It probably didn't seem strange to anyone but San Juan softball fans that coach Craig Swenson didn't coach third base in the Broncos first-round games of the state tournament.
That was about the only aspect of his coaching duties he relinquished as he dealt with both a stroke and heart surgery while his players struggled to realize their dream of a 2A state championship.
The coach had a minor stroke during a tournament three weeks ago in which his left side went numb. Yet he remained at the softball complex and coached his team to wins over 4A and 5A schools. Then, the following Monday, he went to the medical clinic in Blanding.
"They told me I'd probably had a few smaller (strokes) and sent me to a doctor in Salt Lake City," he said. That was on Wednesday, April 30. Doctors found a hole in Swenson's heart that they said needed to be patched.
He checked into the hospital on Wednesday, had the hole repaired on Thursday and checked out of the hospital Friday afternoon.
Saturday he was at the Spanish Fork Softball Complex coaching the San Juan softball team in the first round of the 2A state tournament. His concession to his doctors and family was to stay in the dugout in an effort to reduce his stress.
"I'm sure some of the parents were wondering," he said. "But I really tried to keep it off the field. The girls had their goals. I wanted them to stay focused on what they were doing. I reassured them everything was OK. We really didn't talk about it much."
For a coach whose top priority is helping his players have as much success in life as they do on the softball field, it might seem a contradiction. But for those who know him best, his efforts to put the players and their goal of a state title before even his own health are typical.
"Sometimes ... somewhere along the way, the true integrity of high school sports gets lost," said San Juan assistant coach Monte Lee. "But Craig always shows me he never forgets what it's about. It's about the kids and teaching them to love what they do, respect what they do and to care about each other ... I think he'd give up every single win just to see these kids succeed in things besides softball."
Swenson tries to teach his players that dedication and discipline that's learned in a game can be utilized in a classroom, in a relationship and even in life's most discouraging and frightening moments.
"And it wasn't business as usual, it was fun and pleasure as usual," said Lee.
His players see him as more than just a teacher of the game.
"He's been like our father," said San Juan pitcher Generra Nielson. "We see him at school, and he's always checking up on us. We were so worried about him, but we managed to get through it because he was so positive."
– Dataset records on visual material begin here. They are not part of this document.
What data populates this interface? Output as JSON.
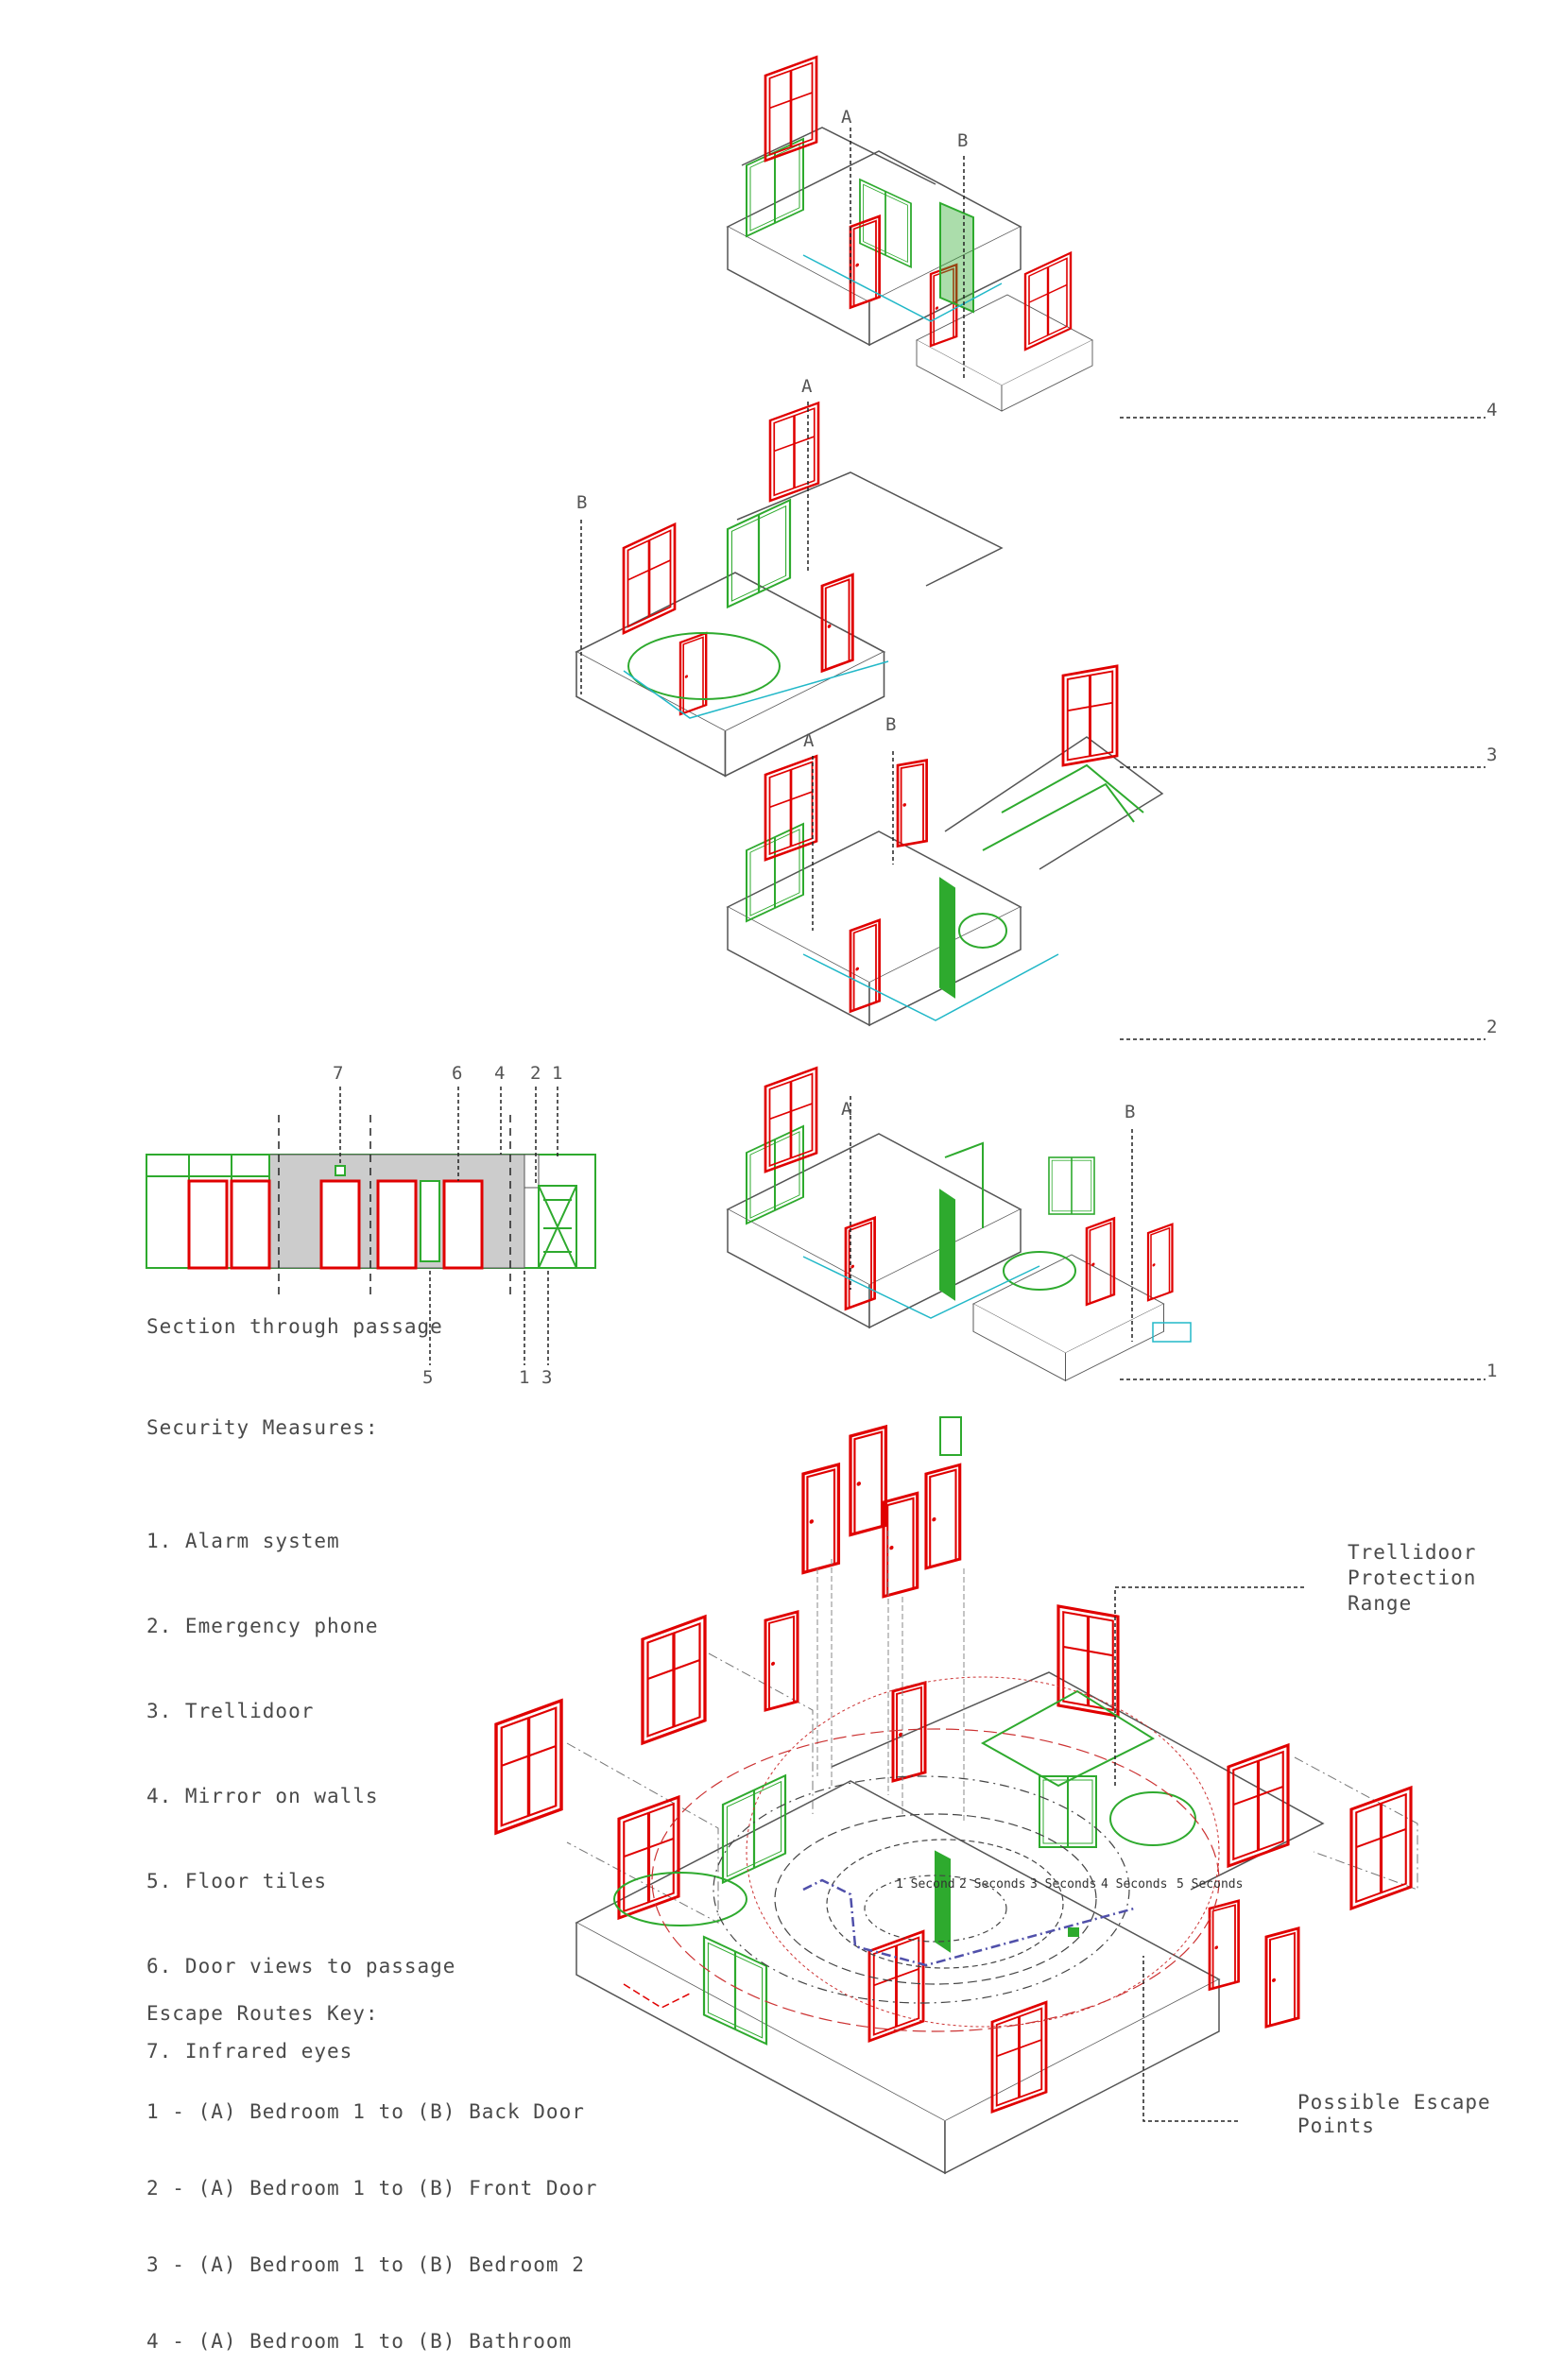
{
  "section": {
    "title": "Section through passage",
    "top_labels": [
      "7",
      "6",
      "4",
      "2",
      "1"
    ],
    "bottom_labels": [
      "5",
      "1",
      "3"
    ]
  },
  "security": {
    "heading": "Security Measures:",
    "items": [
      "1. Alarm system",
      "2. Emergency phone",
      "3. Trellidoor",
      "4. Mirror on walls",
      "5. Floor tiles",
      "6. Door views to passage",
      "7. Infrared eyes"
    ]
  },
  "escape": {
    "heading": "Escape Routes Key:",
    "items": [
      "1 - (A) Bedroom 1 to (B) Back Door",
      "2 - (A) Bedroom 1 to (B) Front Door",
      "3 - (A) Bedroom 1 to (B) Bedroom 2",
      "4 - (A) Bedroom 1 to (B) Bathroom"
    ]
  },
  "levels": [
    {
      "number": "4",
      "a": "A",
      "b": "B"
    },
    {
      "number": "3",
      "a": "A",
      "b": "B"
    },
    {
      "number": "2",
      "a": "A",
      "b": "B"
    },
    {
      "number": "1",
      "a": "A",
      "b": "B"
    }
  ],
  "annotations": {
    "trellidoor": "Trellidoor\nProtection\nRange",
    "escape_points": "Possible Escape\nPoints",
    "time_rings": [
      "1 Second",
      "2 Seconds",
      "3 Seconds",
      "4 Seconds",
      "5 Seconds"
    ]
  },
  "colors": {
    "wall": "#555555",
    "furniture": "#2eaa2e",
    "window": "#e00000",
    "route": "#22b8c8",
    "dash": "#222222"
  }
}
Once the players found out, they gathered together and decided to fast and pray for him the day surgeons repaired his heart. When Swenson showed up at the ball field and assured them he was OK, the found comfort and confidence in the the coach's appearance.
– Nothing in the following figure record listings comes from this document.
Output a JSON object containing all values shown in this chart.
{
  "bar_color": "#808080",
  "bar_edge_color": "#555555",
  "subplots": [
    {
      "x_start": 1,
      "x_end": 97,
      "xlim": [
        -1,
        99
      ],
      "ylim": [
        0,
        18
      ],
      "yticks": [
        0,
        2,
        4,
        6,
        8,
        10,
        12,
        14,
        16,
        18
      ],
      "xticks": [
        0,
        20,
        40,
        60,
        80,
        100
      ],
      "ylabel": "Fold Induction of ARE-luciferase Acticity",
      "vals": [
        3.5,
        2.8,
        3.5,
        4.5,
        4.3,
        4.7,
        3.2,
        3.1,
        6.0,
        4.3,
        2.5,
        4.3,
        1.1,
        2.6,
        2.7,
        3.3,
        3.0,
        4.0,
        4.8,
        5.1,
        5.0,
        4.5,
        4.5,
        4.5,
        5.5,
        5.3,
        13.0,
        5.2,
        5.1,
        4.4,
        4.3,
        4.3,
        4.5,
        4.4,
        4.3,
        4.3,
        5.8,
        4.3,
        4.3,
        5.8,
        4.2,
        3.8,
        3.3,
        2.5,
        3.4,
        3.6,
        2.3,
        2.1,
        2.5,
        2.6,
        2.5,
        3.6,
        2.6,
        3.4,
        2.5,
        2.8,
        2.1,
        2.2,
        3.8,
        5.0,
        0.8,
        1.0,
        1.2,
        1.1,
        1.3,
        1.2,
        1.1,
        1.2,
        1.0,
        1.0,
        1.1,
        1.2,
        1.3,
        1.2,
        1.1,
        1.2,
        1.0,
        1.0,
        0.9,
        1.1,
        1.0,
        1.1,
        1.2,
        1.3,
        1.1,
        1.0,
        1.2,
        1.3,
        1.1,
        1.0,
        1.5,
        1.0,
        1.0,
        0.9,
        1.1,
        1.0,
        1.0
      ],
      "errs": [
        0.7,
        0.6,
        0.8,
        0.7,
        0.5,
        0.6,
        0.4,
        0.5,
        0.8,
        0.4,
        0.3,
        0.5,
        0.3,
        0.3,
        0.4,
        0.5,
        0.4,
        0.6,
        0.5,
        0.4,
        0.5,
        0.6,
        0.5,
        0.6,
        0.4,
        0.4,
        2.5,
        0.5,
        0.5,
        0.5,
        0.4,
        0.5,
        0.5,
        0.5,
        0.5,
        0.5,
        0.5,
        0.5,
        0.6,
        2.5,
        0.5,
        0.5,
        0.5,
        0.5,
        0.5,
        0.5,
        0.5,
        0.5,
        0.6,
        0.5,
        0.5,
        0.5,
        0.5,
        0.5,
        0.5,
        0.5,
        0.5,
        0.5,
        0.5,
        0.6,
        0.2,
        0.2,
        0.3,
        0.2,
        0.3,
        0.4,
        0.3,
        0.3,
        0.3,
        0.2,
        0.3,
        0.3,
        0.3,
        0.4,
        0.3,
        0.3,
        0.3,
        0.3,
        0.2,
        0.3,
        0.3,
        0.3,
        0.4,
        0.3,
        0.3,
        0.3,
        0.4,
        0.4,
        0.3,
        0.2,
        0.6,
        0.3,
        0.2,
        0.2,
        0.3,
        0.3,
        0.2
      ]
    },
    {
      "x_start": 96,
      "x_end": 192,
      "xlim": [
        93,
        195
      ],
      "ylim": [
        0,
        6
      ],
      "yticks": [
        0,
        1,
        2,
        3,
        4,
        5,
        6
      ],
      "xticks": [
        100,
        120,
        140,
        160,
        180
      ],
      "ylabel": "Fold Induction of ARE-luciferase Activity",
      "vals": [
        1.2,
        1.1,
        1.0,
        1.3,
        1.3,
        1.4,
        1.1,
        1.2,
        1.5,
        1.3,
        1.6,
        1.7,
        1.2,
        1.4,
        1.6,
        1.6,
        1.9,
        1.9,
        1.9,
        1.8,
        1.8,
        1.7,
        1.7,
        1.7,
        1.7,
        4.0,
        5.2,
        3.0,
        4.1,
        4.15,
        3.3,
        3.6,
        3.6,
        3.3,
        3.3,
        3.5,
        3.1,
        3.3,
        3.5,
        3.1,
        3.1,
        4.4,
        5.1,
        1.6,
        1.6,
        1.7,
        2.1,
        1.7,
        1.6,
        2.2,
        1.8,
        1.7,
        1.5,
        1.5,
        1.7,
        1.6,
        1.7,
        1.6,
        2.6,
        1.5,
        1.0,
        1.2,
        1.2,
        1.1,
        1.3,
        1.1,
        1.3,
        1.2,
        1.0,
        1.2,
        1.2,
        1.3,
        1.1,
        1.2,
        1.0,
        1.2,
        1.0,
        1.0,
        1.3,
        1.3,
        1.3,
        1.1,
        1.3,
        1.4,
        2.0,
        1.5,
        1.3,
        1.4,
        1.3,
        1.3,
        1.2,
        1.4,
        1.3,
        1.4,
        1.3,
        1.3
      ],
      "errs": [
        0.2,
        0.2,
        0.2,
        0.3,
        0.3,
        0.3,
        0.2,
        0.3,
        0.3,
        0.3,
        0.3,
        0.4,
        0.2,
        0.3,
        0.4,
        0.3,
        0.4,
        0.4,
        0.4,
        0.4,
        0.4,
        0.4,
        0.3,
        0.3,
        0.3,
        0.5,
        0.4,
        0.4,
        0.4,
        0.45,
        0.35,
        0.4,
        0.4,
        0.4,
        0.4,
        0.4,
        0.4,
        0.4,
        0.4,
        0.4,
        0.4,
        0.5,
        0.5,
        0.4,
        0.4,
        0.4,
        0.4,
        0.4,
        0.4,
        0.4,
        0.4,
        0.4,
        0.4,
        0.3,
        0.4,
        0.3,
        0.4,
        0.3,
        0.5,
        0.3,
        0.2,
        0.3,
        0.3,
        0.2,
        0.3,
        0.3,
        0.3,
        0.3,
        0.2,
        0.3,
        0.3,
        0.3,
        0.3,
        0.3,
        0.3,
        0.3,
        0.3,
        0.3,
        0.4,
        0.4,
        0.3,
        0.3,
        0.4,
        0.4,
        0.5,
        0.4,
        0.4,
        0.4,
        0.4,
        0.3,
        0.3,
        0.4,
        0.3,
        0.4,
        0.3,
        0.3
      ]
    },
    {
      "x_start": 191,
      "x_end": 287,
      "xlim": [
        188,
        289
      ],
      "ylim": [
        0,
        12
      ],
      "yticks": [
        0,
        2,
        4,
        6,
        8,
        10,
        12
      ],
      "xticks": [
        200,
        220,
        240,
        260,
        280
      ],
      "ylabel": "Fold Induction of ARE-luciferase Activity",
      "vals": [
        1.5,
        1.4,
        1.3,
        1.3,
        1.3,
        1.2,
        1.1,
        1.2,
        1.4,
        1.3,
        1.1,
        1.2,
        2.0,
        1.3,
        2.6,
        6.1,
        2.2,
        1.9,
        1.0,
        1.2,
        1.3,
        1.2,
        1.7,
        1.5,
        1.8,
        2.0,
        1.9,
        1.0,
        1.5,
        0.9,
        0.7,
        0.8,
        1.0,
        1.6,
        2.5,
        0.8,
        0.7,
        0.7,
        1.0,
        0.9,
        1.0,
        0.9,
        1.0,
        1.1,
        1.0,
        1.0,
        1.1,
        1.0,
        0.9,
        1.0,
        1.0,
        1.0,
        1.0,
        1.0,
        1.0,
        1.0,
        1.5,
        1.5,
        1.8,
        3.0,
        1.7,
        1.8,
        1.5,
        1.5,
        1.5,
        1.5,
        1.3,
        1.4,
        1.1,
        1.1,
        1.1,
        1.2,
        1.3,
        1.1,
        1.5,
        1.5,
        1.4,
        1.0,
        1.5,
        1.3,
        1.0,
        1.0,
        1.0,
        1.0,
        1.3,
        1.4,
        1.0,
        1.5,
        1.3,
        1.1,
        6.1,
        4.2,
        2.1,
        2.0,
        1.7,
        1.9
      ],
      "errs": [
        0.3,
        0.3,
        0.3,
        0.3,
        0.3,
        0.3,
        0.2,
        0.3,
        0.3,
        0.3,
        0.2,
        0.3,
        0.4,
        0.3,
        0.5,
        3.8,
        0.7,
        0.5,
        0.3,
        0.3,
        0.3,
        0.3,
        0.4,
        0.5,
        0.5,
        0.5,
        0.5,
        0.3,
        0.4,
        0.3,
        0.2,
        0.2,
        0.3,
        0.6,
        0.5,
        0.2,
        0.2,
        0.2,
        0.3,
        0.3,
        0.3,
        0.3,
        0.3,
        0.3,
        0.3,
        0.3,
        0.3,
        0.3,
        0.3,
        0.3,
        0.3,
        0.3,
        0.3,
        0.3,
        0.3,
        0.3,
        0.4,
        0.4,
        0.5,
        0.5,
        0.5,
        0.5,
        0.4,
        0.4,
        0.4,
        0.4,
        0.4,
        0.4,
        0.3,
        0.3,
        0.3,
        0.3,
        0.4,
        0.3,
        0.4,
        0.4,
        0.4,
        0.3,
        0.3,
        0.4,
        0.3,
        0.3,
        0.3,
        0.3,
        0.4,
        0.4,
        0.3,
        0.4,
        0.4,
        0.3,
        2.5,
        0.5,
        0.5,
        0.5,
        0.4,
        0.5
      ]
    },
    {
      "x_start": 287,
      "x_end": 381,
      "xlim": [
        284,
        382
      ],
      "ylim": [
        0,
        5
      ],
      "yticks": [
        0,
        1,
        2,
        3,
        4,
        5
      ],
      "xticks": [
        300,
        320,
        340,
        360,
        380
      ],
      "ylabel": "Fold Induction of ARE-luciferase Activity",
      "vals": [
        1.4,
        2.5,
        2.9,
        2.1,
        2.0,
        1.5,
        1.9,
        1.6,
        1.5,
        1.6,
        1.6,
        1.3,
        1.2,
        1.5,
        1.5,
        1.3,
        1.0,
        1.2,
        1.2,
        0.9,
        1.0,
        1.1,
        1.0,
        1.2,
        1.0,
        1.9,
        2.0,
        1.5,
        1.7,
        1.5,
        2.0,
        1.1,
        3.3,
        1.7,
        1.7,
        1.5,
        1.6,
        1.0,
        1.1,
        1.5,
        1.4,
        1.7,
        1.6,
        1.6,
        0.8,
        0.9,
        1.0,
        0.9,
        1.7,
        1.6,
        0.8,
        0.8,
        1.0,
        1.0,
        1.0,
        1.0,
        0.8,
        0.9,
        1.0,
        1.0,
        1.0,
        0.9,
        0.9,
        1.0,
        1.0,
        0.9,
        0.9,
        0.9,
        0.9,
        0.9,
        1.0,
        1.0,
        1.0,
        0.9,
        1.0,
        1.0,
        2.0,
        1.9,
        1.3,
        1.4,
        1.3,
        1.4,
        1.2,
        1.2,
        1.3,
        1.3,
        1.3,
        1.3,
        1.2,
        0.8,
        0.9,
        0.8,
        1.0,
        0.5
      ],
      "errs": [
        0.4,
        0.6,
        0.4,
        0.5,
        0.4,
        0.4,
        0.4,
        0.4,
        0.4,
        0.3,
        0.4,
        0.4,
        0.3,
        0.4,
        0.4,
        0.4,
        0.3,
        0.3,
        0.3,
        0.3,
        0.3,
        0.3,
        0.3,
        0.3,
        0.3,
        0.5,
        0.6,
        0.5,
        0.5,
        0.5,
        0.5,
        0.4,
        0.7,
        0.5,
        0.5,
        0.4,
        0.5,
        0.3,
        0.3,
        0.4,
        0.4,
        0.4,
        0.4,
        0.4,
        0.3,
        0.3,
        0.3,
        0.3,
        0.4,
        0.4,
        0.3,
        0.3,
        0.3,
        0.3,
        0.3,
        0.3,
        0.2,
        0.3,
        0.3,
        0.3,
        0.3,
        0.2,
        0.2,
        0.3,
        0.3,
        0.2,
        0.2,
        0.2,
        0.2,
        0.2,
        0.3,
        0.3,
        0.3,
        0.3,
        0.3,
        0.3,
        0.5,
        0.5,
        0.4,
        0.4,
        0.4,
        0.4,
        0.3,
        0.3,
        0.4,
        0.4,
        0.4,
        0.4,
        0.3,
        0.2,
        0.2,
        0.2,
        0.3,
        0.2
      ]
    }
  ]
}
"We pulled together because that's what he'd want us to do," said Lee. "They didn't miss a practice ... It was really strange in some ways because they never once showed a sign of panic. They would not allow themselves to entertain thoughts about what might happen."
Lee believes that's Swenson's coaching in practice. Athletes don't compete in a vacuum. Real-life problems and concerns can weigh down the hearts and distract the minds of players who are struggling to accomplish something great while dealing with something painful. Swenson has often told his players there is more to life than softball, but he also uses the lessons of the game to teach them how to succeed off the field.
"I think that's one of the reasons Craig was so insistent that they continue to play and focus," Lee said. "He didn't want them to have any excuses, any regrets. He didn't want to be the cause of them not reaching that goal. "
The Broncos reached that goal Saturday with a win over Juab. And for one, brief but glorious moment, those teenage girls felt the power that comes from making a dream reality. As they hoisted the school's first gold softball trophy and took team pictures, they also learned how to be grateful for seemingly small things."It was nice to finally get him back on third base where he belongs," said Nielson.